WEll I have very little idea but this is where my play took me.
How many subsets of S are there altogether. This is the number of ways that A can be chosen
\(\displaystyle \sum_{k=0}^n\;\;\binom{n}{k}\)
subsets b and C can be shosen the same way so
number of ways subsets A,B and C can be chosen is \(\left[\displaystyle \sum_{k=0}^n\;\;\binom{n}{k}\right]^3\)
But what if A is a subset of B and B is a subset of C ...
Ways to chose C is \(\displaystyle \sum_{k=0}^n\;\;\binom{n}{k}\)
then
ways to chose B is \(\displaystyle \sum_{m=0}^k\;\;\binom{k}{m} \qquad m\le k\)
ways to choose A is \(\displaystyle \sum_{t=0}^m\;\;\binom{m}{t}\qquad t\le m\)
Put thse toghether and I get the number of ways \(A \subseteq B \subseteq C\)

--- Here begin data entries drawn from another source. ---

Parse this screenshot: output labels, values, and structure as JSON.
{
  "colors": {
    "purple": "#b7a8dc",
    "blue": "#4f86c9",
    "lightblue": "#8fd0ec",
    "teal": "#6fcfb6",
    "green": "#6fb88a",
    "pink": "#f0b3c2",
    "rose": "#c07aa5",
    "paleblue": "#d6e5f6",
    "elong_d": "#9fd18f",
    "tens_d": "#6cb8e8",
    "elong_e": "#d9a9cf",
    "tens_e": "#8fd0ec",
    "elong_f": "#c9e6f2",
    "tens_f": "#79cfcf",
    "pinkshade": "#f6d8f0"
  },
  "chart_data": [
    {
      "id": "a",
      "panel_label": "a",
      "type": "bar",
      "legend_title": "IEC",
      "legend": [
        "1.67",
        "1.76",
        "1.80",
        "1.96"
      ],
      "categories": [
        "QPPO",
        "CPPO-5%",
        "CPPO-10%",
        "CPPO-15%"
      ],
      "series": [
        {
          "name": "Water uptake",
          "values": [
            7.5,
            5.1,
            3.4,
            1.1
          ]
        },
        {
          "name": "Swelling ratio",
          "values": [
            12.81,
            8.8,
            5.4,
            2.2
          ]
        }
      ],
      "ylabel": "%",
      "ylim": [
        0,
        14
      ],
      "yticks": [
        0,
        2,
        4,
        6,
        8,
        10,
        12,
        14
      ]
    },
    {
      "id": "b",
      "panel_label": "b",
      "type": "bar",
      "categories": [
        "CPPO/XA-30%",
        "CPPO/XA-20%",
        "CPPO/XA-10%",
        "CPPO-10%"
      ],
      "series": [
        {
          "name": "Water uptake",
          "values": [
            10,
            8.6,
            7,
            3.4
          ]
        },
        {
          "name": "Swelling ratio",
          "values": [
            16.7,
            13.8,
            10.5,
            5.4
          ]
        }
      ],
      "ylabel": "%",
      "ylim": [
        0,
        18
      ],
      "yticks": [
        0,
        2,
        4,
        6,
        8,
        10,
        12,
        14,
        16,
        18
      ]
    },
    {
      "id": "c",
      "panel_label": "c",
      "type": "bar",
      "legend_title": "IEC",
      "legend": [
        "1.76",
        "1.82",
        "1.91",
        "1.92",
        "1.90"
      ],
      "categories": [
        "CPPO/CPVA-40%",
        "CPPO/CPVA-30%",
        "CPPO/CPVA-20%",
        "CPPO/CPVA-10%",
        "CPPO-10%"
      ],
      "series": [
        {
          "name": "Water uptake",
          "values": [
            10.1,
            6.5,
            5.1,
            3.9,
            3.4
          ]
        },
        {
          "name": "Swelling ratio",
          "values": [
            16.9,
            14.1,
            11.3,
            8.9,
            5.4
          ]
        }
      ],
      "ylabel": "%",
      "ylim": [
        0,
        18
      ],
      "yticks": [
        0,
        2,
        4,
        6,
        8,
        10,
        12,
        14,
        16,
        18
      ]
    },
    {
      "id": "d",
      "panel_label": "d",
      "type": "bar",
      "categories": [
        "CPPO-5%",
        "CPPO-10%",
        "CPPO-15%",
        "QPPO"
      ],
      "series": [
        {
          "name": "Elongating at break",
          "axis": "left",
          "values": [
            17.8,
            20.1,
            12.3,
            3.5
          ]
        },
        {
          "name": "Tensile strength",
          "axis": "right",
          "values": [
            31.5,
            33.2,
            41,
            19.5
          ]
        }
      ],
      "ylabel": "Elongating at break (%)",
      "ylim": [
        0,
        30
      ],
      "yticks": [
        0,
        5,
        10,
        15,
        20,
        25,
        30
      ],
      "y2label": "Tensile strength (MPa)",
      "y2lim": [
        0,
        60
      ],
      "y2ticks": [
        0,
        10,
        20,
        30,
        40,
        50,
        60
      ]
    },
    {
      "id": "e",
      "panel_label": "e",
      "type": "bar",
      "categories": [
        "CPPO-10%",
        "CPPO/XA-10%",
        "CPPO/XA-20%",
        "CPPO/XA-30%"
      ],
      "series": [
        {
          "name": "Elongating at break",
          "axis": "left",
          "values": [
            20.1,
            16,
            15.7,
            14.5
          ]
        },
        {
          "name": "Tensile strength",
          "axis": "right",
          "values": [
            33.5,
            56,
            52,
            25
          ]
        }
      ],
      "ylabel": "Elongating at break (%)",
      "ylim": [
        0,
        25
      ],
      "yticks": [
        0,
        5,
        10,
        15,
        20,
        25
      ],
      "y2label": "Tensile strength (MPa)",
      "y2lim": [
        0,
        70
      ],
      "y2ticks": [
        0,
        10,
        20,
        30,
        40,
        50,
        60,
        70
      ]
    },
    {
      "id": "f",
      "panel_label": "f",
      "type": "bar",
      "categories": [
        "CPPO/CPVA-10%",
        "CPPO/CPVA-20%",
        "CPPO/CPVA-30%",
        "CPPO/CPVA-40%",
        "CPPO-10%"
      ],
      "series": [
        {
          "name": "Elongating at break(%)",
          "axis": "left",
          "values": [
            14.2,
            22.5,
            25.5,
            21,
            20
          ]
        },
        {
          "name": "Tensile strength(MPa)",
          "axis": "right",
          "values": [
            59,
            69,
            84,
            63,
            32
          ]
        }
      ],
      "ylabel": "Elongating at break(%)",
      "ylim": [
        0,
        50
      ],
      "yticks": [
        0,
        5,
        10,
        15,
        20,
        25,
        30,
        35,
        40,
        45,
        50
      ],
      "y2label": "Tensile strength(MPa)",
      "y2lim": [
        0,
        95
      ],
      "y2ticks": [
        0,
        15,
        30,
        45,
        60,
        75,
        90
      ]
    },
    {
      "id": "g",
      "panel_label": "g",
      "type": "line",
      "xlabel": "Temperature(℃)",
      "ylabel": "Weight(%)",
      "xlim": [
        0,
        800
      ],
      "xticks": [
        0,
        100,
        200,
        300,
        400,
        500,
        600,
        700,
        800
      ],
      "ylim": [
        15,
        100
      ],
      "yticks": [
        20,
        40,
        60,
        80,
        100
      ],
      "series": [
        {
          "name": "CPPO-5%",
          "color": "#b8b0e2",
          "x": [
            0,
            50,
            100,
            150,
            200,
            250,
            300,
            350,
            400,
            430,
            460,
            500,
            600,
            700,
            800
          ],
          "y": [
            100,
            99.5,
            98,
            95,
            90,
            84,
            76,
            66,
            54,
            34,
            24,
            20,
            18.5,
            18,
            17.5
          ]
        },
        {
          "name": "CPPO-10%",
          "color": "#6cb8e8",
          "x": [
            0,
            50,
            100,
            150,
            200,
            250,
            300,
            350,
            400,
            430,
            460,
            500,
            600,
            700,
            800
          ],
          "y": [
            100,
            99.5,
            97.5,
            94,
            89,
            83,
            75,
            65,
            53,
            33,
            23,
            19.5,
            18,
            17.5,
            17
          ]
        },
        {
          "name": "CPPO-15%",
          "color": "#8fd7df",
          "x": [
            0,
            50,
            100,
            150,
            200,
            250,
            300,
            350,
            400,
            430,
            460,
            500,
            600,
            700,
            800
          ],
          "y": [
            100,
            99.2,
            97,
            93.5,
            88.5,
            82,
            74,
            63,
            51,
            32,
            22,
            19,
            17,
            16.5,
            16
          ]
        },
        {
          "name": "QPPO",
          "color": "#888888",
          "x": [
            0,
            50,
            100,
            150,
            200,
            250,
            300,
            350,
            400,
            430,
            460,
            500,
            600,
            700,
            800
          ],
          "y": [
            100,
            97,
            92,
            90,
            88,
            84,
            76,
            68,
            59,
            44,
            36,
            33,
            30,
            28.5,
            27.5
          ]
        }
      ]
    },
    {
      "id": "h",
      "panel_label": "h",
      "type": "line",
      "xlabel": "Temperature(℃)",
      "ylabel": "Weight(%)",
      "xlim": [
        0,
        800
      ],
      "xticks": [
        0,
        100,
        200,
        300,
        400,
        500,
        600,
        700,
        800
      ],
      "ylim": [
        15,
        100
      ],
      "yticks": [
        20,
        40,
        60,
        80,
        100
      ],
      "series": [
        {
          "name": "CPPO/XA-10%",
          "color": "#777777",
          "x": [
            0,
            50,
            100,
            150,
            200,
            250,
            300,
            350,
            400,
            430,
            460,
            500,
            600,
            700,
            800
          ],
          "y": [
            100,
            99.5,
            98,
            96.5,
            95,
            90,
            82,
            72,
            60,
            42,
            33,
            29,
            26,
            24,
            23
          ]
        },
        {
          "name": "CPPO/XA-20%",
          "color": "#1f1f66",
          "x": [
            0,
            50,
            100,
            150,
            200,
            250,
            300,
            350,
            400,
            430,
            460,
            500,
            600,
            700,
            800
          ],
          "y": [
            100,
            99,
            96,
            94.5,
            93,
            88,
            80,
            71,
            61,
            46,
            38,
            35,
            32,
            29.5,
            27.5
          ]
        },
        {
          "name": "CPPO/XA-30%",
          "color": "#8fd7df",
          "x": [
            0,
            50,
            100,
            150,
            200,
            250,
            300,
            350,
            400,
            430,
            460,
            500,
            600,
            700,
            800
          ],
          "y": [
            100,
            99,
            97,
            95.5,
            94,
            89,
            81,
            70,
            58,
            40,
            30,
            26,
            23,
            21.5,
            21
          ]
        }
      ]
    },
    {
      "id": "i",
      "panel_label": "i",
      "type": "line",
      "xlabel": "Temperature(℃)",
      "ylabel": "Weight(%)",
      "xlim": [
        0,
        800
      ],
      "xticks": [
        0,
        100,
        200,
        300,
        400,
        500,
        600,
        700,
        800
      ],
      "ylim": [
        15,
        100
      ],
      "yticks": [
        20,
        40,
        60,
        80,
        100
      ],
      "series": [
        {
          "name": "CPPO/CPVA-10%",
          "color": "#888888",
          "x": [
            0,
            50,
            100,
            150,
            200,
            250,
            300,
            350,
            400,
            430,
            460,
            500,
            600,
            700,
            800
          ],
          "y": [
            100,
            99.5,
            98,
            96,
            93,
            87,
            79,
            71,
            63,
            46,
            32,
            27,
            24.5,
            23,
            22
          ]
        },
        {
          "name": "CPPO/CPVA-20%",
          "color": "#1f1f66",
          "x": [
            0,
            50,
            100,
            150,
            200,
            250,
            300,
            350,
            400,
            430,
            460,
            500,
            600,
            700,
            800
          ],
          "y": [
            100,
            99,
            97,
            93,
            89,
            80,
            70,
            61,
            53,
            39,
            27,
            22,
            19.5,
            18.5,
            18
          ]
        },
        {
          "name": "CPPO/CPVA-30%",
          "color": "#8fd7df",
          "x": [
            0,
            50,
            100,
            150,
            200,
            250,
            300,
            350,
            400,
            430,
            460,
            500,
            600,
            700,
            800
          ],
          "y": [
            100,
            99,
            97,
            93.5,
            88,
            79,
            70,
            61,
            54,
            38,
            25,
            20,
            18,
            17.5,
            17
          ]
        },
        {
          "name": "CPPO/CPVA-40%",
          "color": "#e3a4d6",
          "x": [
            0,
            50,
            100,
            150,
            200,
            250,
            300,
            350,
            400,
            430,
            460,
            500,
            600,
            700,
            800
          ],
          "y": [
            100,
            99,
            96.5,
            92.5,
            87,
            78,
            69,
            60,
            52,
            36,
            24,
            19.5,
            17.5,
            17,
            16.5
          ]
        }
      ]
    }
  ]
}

is \( \displaystyle \left[ \sum_{k=0}^n\;\;\; \binom{n}{k}\left[\sum_{m=0}^k\;\;\binom{k}{m}\left[\sum_{t=0}^m\; \binom{m}{t}\right]\right]\right]\\~\\ \) that is probably not displayed in the right order. 
So prob would be
\( \frac{\displaystyle \left[ \sum_{k=0}^n\;\;\; \binom{n}{k}\left[\sum_{m=0}^k\;\;\binom{k}{m}\left[\sum_{t=0}^m\; \binom{m}{t}\right]\right]\right]\\~\\ }{\left[\displaystyle \sum_{k=0}^n\;\;\binom{n}{k}\right]^3} \)
I don't know how to display that properly, the order and the brackets are most likely wrong.......
+118691